Au regard de ce qui précède, peut-on encore dire de Faure Gnassingbé qu’il est légitime, si tant est qu’il l’ait jamais été ? Cinq cents morts en 2005 selon les chiffres d’Amnesty international, certes contestés par le régime en place, mais comment pouvait-il en être autrement ? Des dizaines de morts depuis le 6 août dernier à ce jour ; je passe sous silence les gazés, les blessés et les matés. Assurément la réponse est non !!!
Au Togo, « le Peuple aux mains nues dans la Rue » s’illustre par la permanence dans la détermination, la constance dans la mobilisation et l’importance numérique des manifestations. Si cela ne suffit pas à convaincre les tenants de la légalité alors, il ne reste au Peuple qu’à continuer sa démonstration de force dans toutes les villes du Togo jusqu’à ce que Faure Gnassingbé quitte le pouvoir. Je ne fais pas l’apologie de la violence mais j’assume celle du « Peuple aux mains nues dans la Rue ».
Au total, cette crise togolaise devrait être une opportunité pour l’émergence d’une classe politique sous régionale dans l’espace Cedeao ou au pire dans l’espace Uemoa.
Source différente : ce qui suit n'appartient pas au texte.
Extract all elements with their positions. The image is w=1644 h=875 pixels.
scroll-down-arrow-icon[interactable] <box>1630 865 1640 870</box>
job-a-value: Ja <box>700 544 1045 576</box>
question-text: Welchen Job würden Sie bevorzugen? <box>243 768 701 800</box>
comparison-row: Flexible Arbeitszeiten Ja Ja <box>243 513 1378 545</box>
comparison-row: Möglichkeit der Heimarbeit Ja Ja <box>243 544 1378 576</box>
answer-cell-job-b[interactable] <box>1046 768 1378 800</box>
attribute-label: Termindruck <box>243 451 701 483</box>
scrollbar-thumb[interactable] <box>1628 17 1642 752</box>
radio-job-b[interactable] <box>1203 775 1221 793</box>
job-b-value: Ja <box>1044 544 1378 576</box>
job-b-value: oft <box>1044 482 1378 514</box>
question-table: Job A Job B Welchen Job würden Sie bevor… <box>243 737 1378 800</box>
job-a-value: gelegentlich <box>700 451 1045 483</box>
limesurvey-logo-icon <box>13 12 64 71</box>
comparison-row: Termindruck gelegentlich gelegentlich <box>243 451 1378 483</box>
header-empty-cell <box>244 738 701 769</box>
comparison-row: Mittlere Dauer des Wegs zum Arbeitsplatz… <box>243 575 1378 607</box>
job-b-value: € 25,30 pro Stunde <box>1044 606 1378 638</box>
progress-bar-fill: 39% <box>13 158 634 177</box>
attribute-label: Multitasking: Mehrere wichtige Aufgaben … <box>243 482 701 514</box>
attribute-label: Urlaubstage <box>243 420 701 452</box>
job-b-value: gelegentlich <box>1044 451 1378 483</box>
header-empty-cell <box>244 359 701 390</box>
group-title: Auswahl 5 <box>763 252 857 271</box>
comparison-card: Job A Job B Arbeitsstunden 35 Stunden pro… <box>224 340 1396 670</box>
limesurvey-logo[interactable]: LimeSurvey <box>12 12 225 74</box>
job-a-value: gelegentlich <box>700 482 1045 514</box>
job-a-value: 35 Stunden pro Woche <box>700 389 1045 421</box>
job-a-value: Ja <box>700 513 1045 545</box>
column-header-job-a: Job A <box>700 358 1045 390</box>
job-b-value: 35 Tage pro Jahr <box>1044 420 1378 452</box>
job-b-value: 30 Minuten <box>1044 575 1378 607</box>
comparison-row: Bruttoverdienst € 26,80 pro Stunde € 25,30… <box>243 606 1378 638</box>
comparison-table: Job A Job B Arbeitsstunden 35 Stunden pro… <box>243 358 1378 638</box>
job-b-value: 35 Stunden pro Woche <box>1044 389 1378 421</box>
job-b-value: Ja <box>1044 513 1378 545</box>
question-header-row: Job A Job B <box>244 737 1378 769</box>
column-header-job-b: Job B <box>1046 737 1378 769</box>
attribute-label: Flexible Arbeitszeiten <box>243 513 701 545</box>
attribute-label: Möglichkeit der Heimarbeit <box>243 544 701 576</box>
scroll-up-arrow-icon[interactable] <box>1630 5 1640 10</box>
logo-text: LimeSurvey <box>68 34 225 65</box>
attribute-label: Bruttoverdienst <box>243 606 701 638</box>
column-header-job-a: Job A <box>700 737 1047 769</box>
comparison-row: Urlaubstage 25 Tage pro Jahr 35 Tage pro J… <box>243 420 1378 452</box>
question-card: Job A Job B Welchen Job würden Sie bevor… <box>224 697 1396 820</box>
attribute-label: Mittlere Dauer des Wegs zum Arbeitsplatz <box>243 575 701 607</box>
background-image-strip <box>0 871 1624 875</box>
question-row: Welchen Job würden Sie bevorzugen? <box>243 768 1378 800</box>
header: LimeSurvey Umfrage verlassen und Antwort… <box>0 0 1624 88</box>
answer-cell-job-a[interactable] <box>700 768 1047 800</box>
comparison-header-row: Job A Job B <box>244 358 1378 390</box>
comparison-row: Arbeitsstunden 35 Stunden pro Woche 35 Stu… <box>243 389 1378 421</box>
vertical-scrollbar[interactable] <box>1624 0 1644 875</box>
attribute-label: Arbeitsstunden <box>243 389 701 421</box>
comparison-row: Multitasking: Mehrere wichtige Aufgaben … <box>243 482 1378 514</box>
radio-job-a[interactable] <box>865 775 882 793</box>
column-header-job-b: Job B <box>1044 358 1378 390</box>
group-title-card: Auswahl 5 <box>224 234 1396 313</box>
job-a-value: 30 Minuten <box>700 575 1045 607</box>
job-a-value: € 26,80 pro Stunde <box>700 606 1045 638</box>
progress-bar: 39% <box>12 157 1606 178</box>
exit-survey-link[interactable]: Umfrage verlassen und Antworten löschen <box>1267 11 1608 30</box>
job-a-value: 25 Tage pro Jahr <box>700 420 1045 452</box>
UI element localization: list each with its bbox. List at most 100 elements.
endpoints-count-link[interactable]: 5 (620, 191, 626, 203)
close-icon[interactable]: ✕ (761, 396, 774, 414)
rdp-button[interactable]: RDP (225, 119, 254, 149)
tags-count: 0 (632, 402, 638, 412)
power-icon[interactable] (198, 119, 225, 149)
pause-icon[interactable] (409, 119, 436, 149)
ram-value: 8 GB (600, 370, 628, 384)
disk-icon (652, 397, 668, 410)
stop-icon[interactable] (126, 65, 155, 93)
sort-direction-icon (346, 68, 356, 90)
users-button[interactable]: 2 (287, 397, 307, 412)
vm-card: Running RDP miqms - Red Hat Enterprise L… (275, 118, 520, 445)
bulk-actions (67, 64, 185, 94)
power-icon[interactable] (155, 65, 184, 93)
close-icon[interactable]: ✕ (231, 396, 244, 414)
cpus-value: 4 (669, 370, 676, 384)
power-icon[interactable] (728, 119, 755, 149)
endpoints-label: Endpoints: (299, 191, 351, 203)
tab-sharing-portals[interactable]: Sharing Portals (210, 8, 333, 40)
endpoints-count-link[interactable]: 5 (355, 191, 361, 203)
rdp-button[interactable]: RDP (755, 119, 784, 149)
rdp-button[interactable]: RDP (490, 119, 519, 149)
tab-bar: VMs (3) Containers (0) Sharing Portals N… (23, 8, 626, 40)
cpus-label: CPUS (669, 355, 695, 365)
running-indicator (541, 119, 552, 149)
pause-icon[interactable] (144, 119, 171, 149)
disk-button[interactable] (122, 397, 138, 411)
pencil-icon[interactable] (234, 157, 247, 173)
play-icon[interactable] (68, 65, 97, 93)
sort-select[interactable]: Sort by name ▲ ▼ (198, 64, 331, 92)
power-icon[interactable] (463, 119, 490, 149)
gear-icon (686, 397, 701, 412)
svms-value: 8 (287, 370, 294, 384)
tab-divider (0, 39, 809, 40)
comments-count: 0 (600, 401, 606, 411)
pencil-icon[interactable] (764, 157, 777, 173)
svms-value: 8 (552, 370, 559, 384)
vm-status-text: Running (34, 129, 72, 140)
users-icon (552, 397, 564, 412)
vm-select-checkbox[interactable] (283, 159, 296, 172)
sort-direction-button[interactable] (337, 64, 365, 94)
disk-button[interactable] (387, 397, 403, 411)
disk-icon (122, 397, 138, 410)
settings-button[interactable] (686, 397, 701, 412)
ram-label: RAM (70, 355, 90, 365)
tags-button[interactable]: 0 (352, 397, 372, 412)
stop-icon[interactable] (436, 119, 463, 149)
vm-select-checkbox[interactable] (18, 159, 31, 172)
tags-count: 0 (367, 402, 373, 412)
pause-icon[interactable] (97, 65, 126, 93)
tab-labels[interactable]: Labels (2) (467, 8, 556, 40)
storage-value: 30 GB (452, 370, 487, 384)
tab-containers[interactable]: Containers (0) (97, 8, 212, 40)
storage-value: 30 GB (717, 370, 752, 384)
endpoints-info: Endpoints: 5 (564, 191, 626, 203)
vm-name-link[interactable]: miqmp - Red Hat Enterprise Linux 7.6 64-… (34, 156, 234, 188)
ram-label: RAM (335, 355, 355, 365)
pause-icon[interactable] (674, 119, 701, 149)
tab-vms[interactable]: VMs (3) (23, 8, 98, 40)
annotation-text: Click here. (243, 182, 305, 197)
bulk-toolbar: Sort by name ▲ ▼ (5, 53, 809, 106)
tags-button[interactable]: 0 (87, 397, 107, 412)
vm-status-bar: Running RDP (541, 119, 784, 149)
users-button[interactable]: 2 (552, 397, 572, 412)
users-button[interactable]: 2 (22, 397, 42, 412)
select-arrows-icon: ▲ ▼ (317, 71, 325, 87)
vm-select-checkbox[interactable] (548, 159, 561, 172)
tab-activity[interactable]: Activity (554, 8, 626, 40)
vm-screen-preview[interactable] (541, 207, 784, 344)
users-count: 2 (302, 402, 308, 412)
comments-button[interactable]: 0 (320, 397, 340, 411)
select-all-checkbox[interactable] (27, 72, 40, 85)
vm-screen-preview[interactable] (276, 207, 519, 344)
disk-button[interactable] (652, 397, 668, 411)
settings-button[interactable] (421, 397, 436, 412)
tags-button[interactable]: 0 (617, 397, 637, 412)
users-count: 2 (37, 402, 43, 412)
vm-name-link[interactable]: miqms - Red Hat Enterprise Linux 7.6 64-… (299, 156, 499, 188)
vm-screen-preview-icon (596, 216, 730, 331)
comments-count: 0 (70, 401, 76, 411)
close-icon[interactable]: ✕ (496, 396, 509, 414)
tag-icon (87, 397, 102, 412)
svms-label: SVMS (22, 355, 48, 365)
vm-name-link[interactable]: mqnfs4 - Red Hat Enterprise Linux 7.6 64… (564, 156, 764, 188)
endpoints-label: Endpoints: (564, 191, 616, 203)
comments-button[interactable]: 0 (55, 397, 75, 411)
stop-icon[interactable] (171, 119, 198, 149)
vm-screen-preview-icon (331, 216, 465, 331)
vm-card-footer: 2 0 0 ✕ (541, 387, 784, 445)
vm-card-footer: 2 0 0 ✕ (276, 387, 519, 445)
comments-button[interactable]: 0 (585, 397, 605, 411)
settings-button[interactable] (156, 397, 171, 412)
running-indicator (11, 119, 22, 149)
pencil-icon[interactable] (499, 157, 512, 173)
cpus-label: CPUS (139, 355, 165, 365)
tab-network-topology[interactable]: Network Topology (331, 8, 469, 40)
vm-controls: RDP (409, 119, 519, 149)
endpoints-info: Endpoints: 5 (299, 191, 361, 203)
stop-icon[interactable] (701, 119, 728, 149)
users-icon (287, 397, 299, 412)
Car, il n’est juste pas compréhensible, voire acceptable qu’une telle crise se déroule depuis tant de semaines sous nos yeux et que les Togolais aient le sentiment d’être seuls au monde et seuls dans la sous-région. Tous les acteurs de l’opposition démocratique de tous les pays de la Cedeao ou, à défaut de l’espace Uemoa, devraient se concerter pour soutenir la lutte de l’opposition togolaise. Certes le Parti communiste Béninois, fidèle à ses convictions, a organisé une manifestation début octobre. C’est très bien, c’est à son honneur. Mais c’est trop peu. Quelques acteurs de la société civile au Sénégal, au Burkina Faso et au Mali ont également apporté leur soutien à la lutte du peuple Togolais pour plus de démocratie. Mais tout cela reste encore trop timide.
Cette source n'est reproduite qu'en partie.